Zegar długu publicznego w centrum Warszawy został wyłączony na czas piłkarskich mistrzostw Euro 2012. Nie jest to jednak celowe zagranie PR, a przypadkowa awaria. Tak twierdzą zarządzający licznikiem długu współpracownicy profesora Leszka Balcerowicza.

Reporter RMF FM Krzysztof Berenda ustał, że spaliła się skrzynka zasilająca zegara. Dlatego teraz na ekranie zamiast ekspresowo pędzących cyfr mamy... czerń.

Najciekawsze jednak, że ten licznik zepsuł się już dwa tygodnie temu. 10 czerwca, czyli wtedy, gdy w Gdańsku Hiszpanie grali z Włochami. Od tego czasu technicy nie są w stanie dowieźć nowych kabli i bezpieczników. Udało się dopiero wczoraj i jutro licznik długu ma być naprawiany.
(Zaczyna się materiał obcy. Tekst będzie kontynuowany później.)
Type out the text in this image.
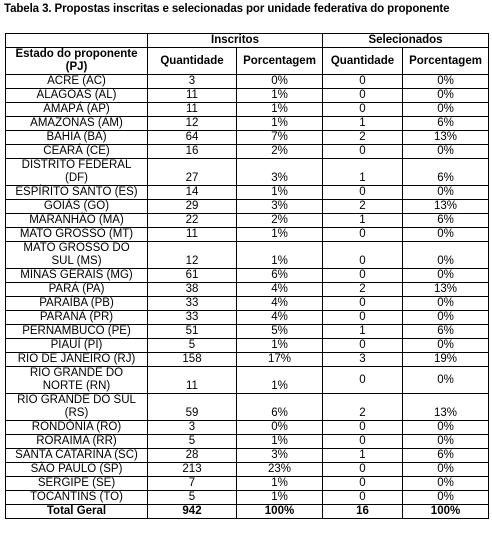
Tabela 3. Propostas inscritas e selecionadas por unidade federativa do proponente
	Inscritos		Selecionados	

Estado do proponente
(PJ)	Quantidade	Porcentagem	Quantidade	Porcentagem

ACRE (AC)	3	0%	0	0%

ALAGOAS (AL)	11	1%	0	0%

AMAPÁ (AP)	11	1%	0	0%

AMAZONAS (AM)	12	1%	1	6%

BAHIA (BA)	64	7%	2	13%

CEARÁ (CE)	16	2%	0	0%

DISTRITO FEDERAL
(DF)	27	3%	1	6%

ESPÍRITO SANTO (ES)	14	1%	0	0%

GOIÁS (GO)	29	3%	2	13%

MARANHÃO (MA)	22	2%	1	6%

MATO GROSSO (MT)	11	1%	0	0%

MATO GROSSO DO
SUL (MS)	12	1%	0	0%

MINAS GERAIS (MG)	61	6%	0	0%

PARÁ (PA)	38	4%	2	13%

PARAÍBA (PB)	33	4%	0	0%

PARANÁ (PR)	33	4%	0	0%

PERNAMBUCO (PE)	51	5%	1	6%

PIAUÍ (PI)	5	1%	0	0%

RIO DE JANEIRO (RJ)	158	17%	3	19%

RIO GRANDE DO
NORTE (RN)	11	1%	0	0%

RIO GRANDE DO SUL
(RS)	59	6%	2	13%

RONDÔNIA (RO)	3	0%	0	0%

RORAIMA (RR)	5	1%	0	0%

SANTA CATARINA (SC)	28	3%	1	6%

SÃO PAULO (SP)	213	23%	0	0%

SERGIPE (SE)	7	1%	0	0%

TOCANTINS (TO)	5	1%	0	0%
Total Geral	942	100%	16	100%
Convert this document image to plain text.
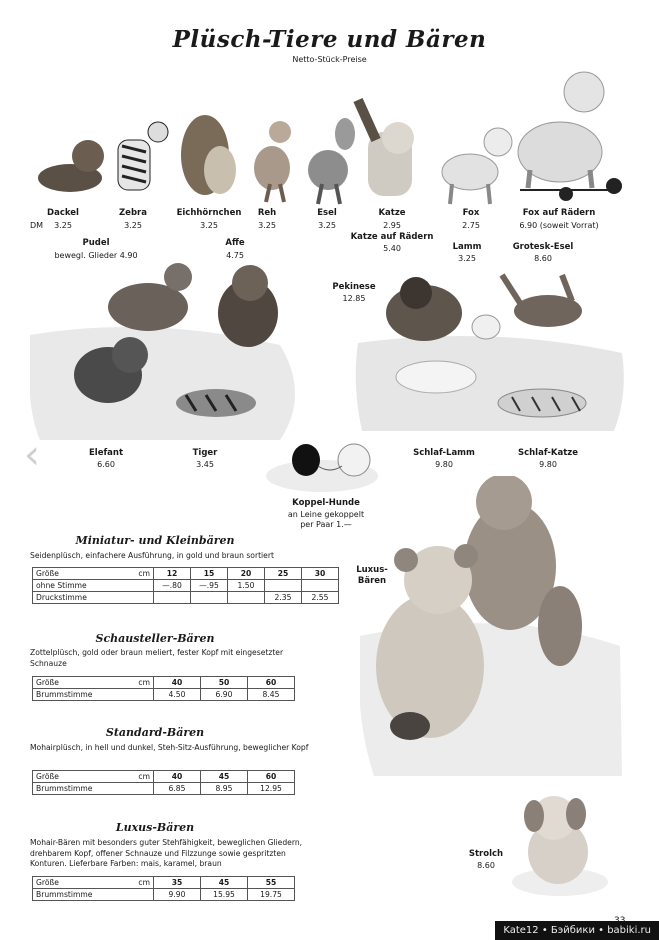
Plüsch-Tiere und Bären
Netto-Stück-Preise
Dackel
DM	3.25
Zebra
3.25
Eichhörnchen
3.25
Reh
3.25
Esel
3.25
Katze
2.95
Katze auf Rädern
5.40
Fox
2.75
Fox auf Rädern
6.90 (soweit Vorrat)
Pudel
bewegl. Glieder 4.90
Affe
4.75
Lamm
3.25
Grotesk-Esel
8.60
Pekinese
12.85
Elefant
6.60
Tiger
3.45
Schlaf-Lamm
9.80
Schlaf-Katze
9.80
Koppel-Hunde
an Leine gekoppelt
per Paar 1.—
Luxus-
Bären
Strolch
8.60
Miniatur- und Kleinbären
Seidenplüsch, einfachere Ausführung, in gold und braun sortiert
Größe	cm	12	15	20	25	30
ohne Stimme		—.80	—.95	1.50		
Druckstimme					2.35	2.55
Schausteller-Bären
Zottelplüsch, gold oder braun meliert, fester Kopf mit eingesetzter Schnauze
Größe	cm	40	50	60
Brummstimme		4.50	6.90	8.45
Standard-Bären
Mohairplüsch, in hell und dunkel, Steh-Sitz-Ausführung, beweglicher Kopf
Größe	cm	40	45	60
Brummstimme		6.85	8.95	12.95
Luxus-Bären
Mohair-Bären mit besonders guter Stehfähigkeit, beweglichen Gliedern, drehbarem Kopf, offener Schnauze und Filzzunge sowie gespritzten Konturen. Lieferbare Farben: mais, karamel, braun
Größe	cm	35	45	55
Brummstimme		9.90	15.95	19.75
‹
Kate12 • Бэйбики • babiki.ru
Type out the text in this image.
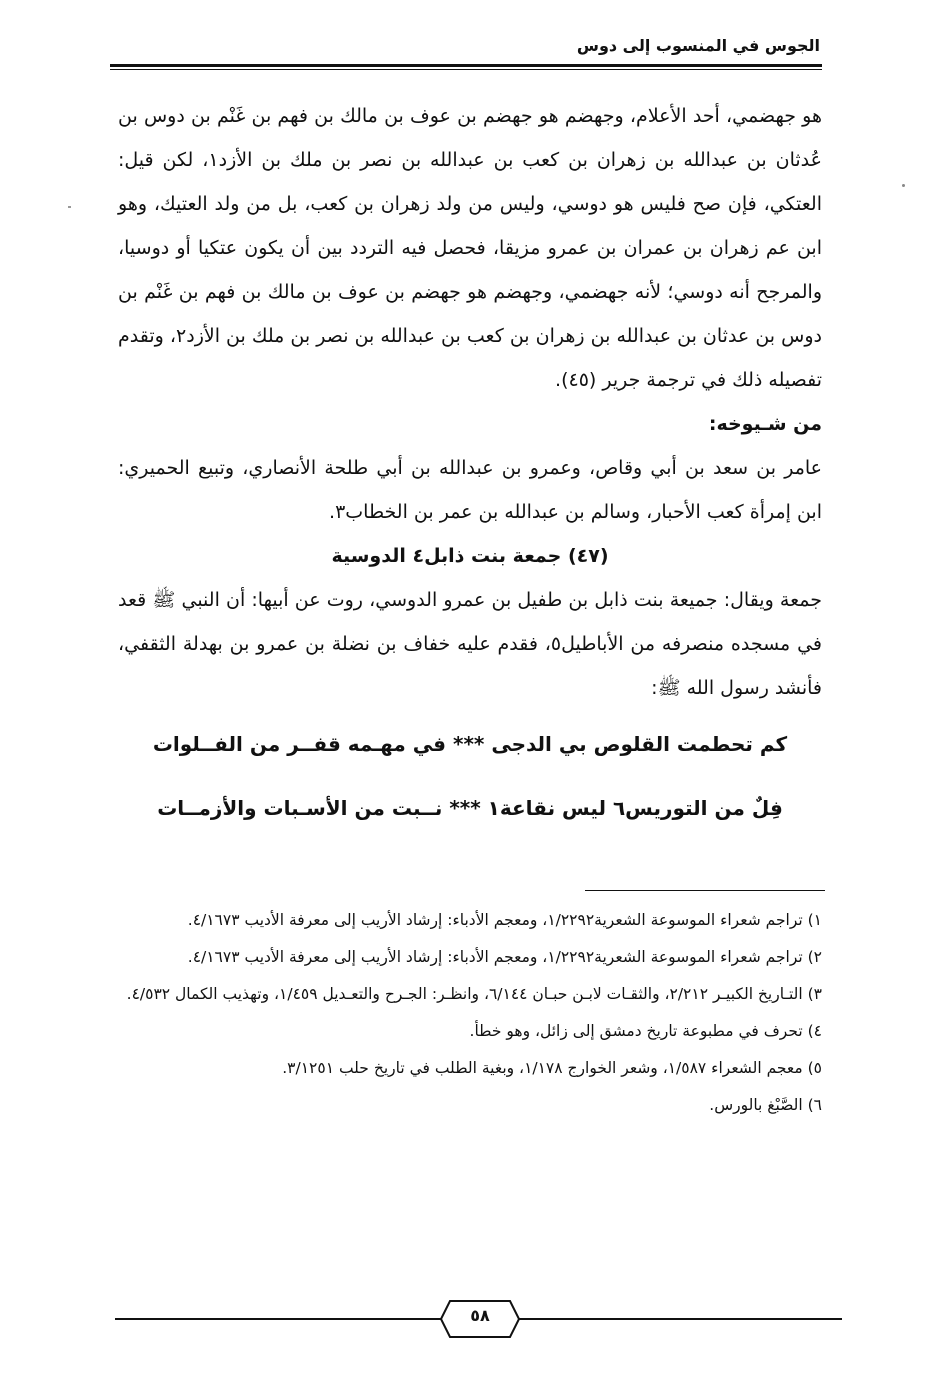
الجوس في المنسوب إلى دوس

هو جهضمي، أحد الأعلام، وجهضم هو جهضم بن عوف بن مالك بن فهم بن غَنْم بن دوس بن عُدثان بن عبدالله بن زهران بن كعب بن عبدالله بن نصر بن ملك بن الأزد١، لكن قيل: العتكي، فإن صح فليس هو دوسي، وليس من ولد زهران بن كعب، بل من ولد العتيك، وهو ابن عم زهران بن عمران بن عمرو مزيقا، فحصل فيه التردد بين أن يكون عتكيا أو دوسيا، والمرجح أنه دوسي؛ لأنه جهضمي، وجهضم هو جهضم بن عوف بن مالك بن فهم بن غَنْم بن دوس بن عدثان بن عبدالله بن زهران بن كعب بن عبدالله بن نصر بن ملك بن الأزد٢، وتقدم تفصيله ذلك في ترجمة جرير (٤٥).

من شـيوخه:

عامر بن سعد بن أبي وقاص، وعمرو بن عبدالله بن أبي طلحة الأنصاري، وتبيع الحميري: ابن إمرأة كعب الأحبار، وسالم بن عبدالله بن عمر بن الخطاب٣.

(٤٧) جمعة بنت ذابل٤ الدوسية

جمعة ويقال: جميعة بنت ذابل بن طفيل بن عمرو الدوسي، روت عن أبيها: أن النبي ﷺ قعد في مسجده منصرفه من الأباطيل٥، فقدم عليه خفاف بن نضلة بن عمرو بن بهدلة الثقفي، فأنشد رسول الله ﷺ:

كم تحطمت القلوص بي الدجى *** في مهـمه قفــر من الفــلوات

فِلٌ من التوريس٦ ليس نقاعة١ *** نــبت من الأسـبات والأزمــات

١) تراجم شعراء الموسوعة الشعرية١/٢٢٩٢، ومعجم الأدباء: إرشاد الأريب إلى معرفة الأديب ٤/١٦٧٣.

٢) تراجم شعراء الموسوعة الشعرية١/٢٢٩٢، ومعجم الأدباء: إرشاد الأريب إلى معرفة الأديب ٤/١٦٧٣.

٣) التـاريخ الكبيـر ٢/٢١٢، والثقـات لابـن حبـان ٦/١٤٤، وانظـر: الجـرح والتعـديل ١/٤٥٩، وتهذيب الكمال ٤/٥٣٢.

٤) تحرف في مطبوعة تاريخ دمشق إلى زائل، وهو خطأ.

٥) معجم الشعراء ١/٥٨٧، وشعر الخوارج ١/١٧٨، وبغية الطلب في تاريخ حلب ٣/١٢٥١.

٦) الصَّبْغ بالورس.

٥٨
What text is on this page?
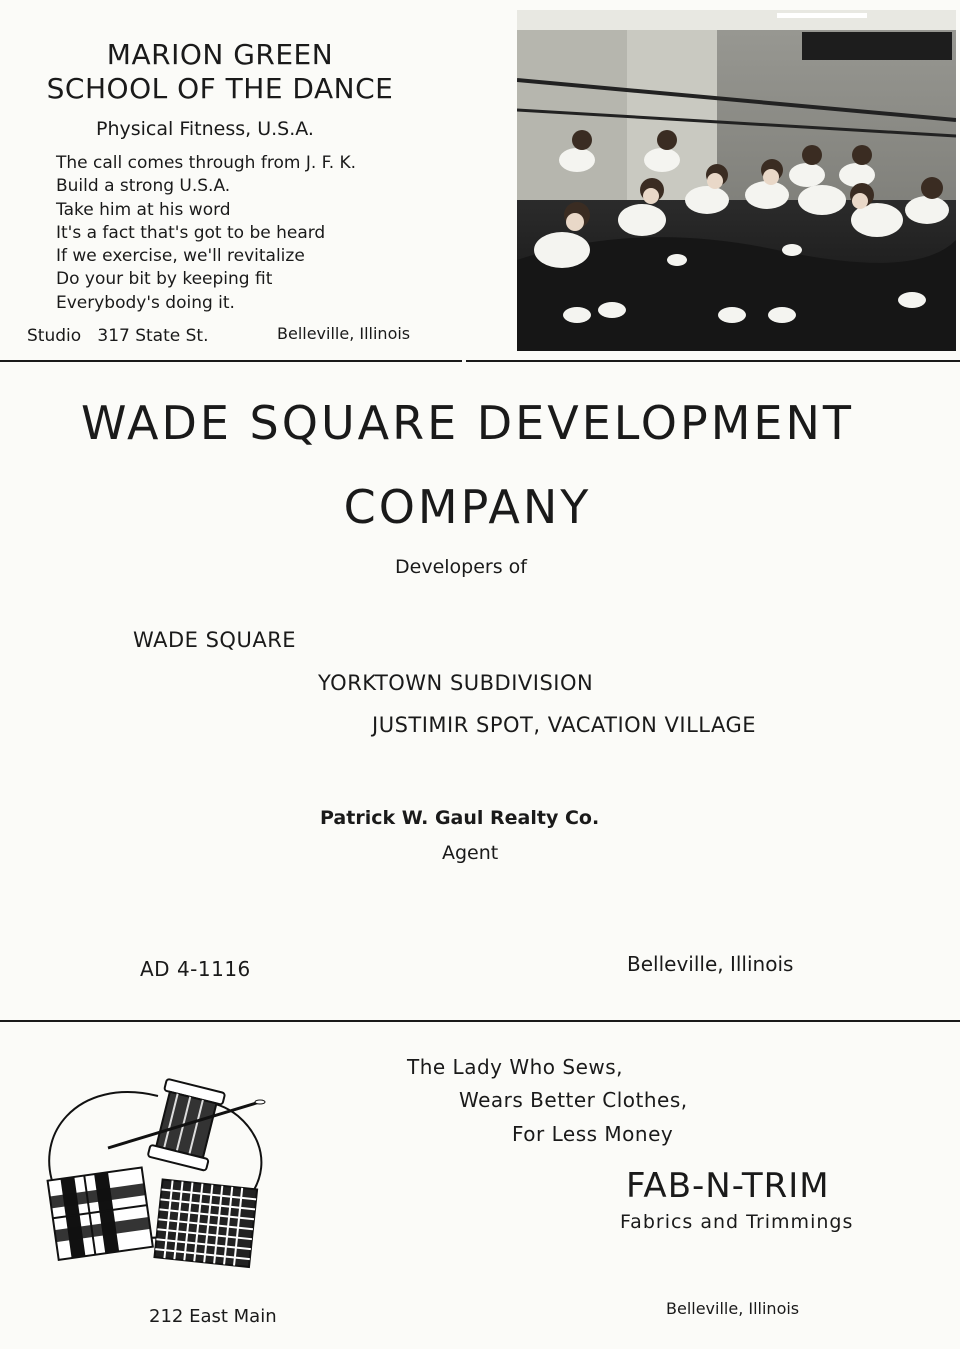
MARION GREEN
SCHOOL OF THE DANCE
Physical Fitness, U.S.A.
The call comes through from J. F. K.
Build a strong U.S.A.
Take him at his word
It's a fact that's got to be heard
If we exercise, we'll revitalize
Do your bit by keeping fit
Everybody's doing it.
Studio 317 State St.	Belleville, Illinois
WADE SQUARE DEVELOPMENT
COMPANY
Developers of
WADE SQUARE
YORKTOWN SUBDIVISION
JUSTIMIR SPOT, VACATION VILLAGE
Patrick W. Gaul Realty Co.
Agent
AD 4-1116	Belleville, Illinois
The Lady Who Sews,
Wears Better Clothes,
For Less Money
FAB-N-TRIM
Fabrics and Trimmings
212 East Main	Belleville, Illinois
Nie jest pewne, czy to zwykła awaria, czy też efekty czarnej magii ministra finansów. Wiadomo natomiast, że ta usterka jest Jackowi Rostowskiemu bardzo na rękę. Bo dzięki temu zagraniczni kibice nie zobaczyli, że polski dług publiczny rośnie w tempie ponad 117 mln zł na dobę, prawie 5 mln zł na godzinę i 1363,5 zł na sekundę.

Przez okres awarii ministrowi udało się więc ukryć wzrost długu publicznego o ponad 2 miliardy złotych.